You know a wearable wearer when you meet them. Conversations tend to gravitate towards how close they are to their 10,000 steps goal, or how they can prove they got less sleep than you last night.
Wearables - the relatively new term for technology that you strap to your body - are arriving on a wrist near you. Smart watches and health-tracking wristbands like the Fitbit are helping more of us to feel informed about the metrics output by our own bodies. These innocuous wristbands are actually smart devices providing thousands of Kiwis with information about vitals like heart rate, blood pressure and calories burned.
Although members of the wearables club may feel more informed with a plethora of personal data to download each day, the question of what they should actually be tracking for a healthy lifestyle still remains.
The Ministry of Health's physical activity guidelines recommend that all adults aged 18-65 complete at least 150 minutes of moderate intensity activity a week. A deeper look into the source of this miracle number reveals an interesting source which caught the attention of a University of Otago researcher.
Leon Mabire, a physiotherapy PhD student, found that the 150 minutes originate from research based on male British civil servants who walked to the train station as part of their commute. The 20-year-old study found that men who walked more than 15 minutes a day had a lower risk of heart disease than their non-walking colleagues. The healthiest men were those who walked for 30 minutes, five days a week, or 150 minutes a week.

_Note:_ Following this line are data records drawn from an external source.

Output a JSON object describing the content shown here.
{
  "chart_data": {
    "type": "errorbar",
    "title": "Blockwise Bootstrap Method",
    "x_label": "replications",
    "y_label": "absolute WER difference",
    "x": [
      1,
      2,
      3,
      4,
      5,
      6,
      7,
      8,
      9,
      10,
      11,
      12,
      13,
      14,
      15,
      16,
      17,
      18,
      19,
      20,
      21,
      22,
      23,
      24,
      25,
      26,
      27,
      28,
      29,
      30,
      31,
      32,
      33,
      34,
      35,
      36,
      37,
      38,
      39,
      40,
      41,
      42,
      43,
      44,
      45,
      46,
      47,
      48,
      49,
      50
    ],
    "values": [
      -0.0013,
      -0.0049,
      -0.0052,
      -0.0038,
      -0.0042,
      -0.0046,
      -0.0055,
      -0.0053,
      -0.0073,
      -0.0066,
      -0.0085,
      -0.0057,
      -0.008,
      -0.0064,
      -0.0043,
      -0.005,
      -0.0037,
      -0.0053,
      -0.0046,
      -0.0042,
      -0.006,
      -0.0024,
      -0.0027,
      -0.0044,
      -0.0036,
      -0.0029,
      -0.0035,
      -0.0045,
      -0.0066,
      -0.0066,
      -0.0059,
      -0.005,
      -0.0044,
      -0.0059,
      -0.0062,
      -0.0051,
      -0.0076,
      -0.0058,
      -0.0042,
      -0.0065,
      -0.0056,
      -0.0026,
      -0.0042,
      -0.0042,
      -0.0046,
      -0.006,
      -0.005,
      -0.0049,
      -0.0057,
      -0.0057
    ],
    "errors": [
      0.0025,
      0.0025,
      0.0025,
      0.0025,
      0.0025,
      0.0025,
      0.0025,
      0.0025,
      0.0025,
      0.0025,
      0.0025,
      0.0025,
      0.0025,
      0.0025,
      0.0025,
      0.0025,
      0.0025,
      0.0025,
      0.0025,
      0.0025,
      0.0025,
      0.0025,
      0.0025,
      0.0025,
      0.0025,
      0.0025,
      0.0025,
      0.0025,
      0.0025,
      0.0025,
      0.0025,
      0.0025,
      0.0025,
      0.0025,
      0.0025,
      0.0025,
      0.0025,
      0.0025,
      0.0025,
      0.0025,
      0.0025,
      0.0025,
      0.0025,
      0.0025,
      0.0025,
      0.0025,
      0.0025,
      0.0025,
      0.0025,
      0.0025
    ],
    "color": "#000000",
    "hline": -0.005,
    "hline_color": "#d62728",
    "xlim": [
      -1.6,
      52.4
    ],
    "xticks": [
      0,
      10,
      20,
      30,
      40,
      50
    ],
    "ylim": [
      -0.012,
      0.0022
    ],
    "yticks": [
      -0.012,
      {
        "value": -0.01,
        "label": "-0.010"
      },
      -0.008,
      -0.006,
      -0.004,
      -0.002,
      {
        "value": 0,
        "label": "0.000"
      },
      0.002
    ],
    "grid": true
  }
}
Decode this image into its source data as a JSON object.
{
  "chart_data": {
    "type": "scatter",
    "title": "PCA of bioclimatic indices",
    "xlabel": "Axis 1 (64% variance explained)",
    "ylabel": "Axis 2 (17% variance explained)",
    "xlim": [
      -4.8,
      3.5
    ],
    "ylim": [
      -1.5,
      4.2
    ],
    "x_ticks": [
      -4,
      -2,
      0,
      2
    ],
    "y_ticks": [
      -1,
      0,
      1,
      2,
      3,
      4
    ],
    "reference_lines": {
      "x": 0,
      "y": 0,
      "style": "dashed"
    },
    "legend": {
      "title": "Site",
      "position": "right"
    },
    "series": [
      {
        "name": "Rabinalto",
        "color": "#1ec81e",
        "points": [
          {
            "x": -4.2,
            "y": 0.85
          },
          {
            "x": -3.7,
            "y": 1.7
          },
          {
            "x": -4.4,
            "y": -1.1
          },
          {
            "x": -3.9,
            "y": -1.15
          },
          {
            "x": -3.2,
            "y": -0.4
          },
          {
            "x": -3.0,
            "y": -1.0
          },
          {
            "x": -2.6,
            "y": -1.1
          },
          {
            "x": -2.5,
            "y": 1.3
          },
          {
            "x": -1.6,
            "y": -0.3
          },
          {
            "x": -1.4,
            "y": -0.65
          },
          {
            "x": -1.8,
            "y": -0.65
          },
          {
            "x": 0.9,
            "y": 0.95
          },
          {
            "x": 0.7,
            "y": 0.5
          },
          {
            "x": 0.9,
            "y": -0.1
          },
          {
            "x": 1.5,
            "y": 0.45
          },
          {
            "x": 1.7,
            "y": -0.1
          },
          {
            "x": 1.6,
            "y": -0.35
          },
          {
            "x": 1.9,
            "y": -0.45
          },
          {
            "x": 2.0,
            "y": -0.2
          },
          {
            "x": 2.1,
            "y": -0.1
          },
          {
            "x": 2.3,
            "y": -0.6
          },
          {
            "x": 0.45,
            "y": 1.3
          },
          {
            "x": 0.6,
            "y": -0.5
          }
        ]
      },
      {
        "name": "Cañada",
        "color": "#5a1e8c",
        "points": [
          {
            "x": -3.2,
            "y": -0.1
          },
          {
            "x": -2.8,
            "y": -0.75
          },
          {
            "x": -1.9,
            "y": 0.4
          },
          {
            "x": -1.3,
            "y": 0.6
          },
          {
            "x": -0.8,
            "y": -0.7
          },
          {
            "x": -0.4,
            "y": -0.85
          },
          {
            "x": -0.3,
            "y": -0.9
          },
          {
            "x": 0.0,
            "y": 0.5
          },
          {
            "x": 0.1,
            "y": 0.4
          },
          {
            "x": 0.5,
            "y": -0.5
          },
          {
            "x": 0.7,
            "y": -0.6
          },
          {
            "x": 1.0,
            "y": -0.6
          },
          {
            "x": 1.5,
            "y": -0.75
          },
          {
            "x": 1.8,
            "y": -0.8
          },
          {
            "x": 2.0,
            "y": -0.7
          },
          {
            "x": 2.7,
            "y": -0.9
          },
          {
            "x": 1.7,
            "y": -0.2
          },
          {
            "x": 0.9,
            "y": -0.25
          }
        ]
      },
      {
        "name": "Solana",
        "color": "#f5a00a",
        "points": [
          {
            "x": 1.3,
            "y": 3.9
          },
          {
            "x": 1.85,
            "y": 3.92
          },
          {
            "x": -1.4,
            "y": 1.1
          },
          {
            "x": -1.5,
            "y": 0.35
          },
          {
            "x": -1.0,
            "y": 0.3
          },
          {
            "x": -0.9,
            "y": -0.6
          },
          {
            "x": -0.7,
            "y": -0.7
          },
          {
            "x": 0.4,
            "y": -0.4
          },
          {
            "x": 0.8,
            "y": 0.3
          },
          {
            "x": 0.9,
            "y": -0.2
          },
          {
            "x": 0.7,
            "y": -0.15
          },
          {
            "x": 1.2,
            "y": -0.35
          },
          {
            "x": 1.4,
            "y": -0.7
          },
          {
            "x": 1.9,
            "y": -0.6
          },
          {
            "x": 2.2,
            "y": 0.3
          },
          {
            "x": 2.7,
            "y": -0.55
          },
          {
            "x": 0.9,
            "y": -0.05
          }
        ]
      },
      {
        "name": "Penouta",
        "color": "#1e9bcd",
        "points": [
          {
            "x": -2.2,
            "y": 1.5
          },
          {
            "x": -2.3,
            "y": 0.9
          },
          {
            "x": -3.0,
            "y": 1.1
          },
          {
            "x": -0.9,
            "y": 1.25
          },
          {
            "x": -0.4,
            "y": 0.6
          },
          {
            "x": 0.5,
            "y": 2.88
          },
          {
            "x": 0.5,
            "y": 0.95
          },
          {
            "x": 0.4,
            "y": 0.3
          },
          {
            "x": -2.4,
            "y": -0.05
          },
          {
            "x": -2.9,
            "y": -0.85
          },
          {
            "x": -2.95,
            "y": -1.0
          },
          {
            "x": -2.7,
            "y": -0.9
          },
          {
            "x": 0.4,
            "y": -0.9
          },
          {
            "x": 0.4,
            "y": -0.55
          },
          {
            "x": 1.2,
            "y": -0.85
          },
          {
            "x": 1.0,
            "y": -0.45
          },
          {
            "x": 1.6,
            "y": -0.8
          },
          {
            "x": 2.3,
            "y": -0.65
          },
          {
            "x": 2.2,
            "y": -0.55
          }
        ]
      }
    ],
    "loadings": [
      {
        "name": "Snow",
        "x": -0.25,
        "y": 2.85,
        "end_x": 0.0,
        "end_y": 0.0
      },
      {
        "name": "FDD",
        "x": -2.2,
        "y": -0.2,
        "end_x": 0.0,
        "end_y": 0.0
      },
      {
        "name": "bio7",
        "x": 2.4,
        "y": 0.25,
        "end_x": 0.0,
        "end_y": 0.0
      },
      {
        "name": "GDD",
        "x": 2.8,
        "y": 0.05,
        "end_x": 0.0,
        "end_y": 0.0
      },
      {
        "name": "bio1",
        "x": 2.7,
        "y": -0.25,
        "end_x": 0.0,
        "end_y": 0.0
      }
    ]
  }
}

They calculated that the average 75kg man would burn 6.4 calories per minute, or 1000 calories over a 150-minute-per-week exercise regime, and hence the guidelines were born.
The truth is we are not all 75kg, British or men so in collaboration with MoveMe Dunedin, Mabire asked 62 diverse men and women to walk briskly on a treadmill while hooked up to an oxygen mask. They found that the 75kg men burned around 6.4 calories per minute, agreeing with the original experiment.
However, the 50kg females only burned 3 calories per minute while the 160kg men burned a whopping 18 calories per minute. This clear relationship between increasing weight and burning more calories would suggest that obese adults should find it easier to lose weight from walking than skinny adults, but this is not actually the case.
In fact the heavier walkers burn energy more quickly so they end up burning carbohydrates stored in their muscles rather than using slow release energy from their fat stores.
Our brains need carbohydrates for fuel, so quick calorie burning causes the body to immediately want to replace them, making you feel more hungry and putting you at risk of eating more than you burned.
Monitoring calories burned using a health tracker may therefore lead to you overestimating the true value, or cause you to exercise too hard too quickly, both of which could lead to an increase rather than a decrease in your weight.
As research has found that wearable health devices are actually only 40-80 per cent accurate, Mabire's solution is a new algorithm based on age, sex, height and weight. His "calorie cost counter" calculation will provide a much more personalised calorie counter for your walking activities, with 94 per cent accuracy.
This New Zealand research has the potential to have a global impact on people's health, wellbeing and wearables happiness.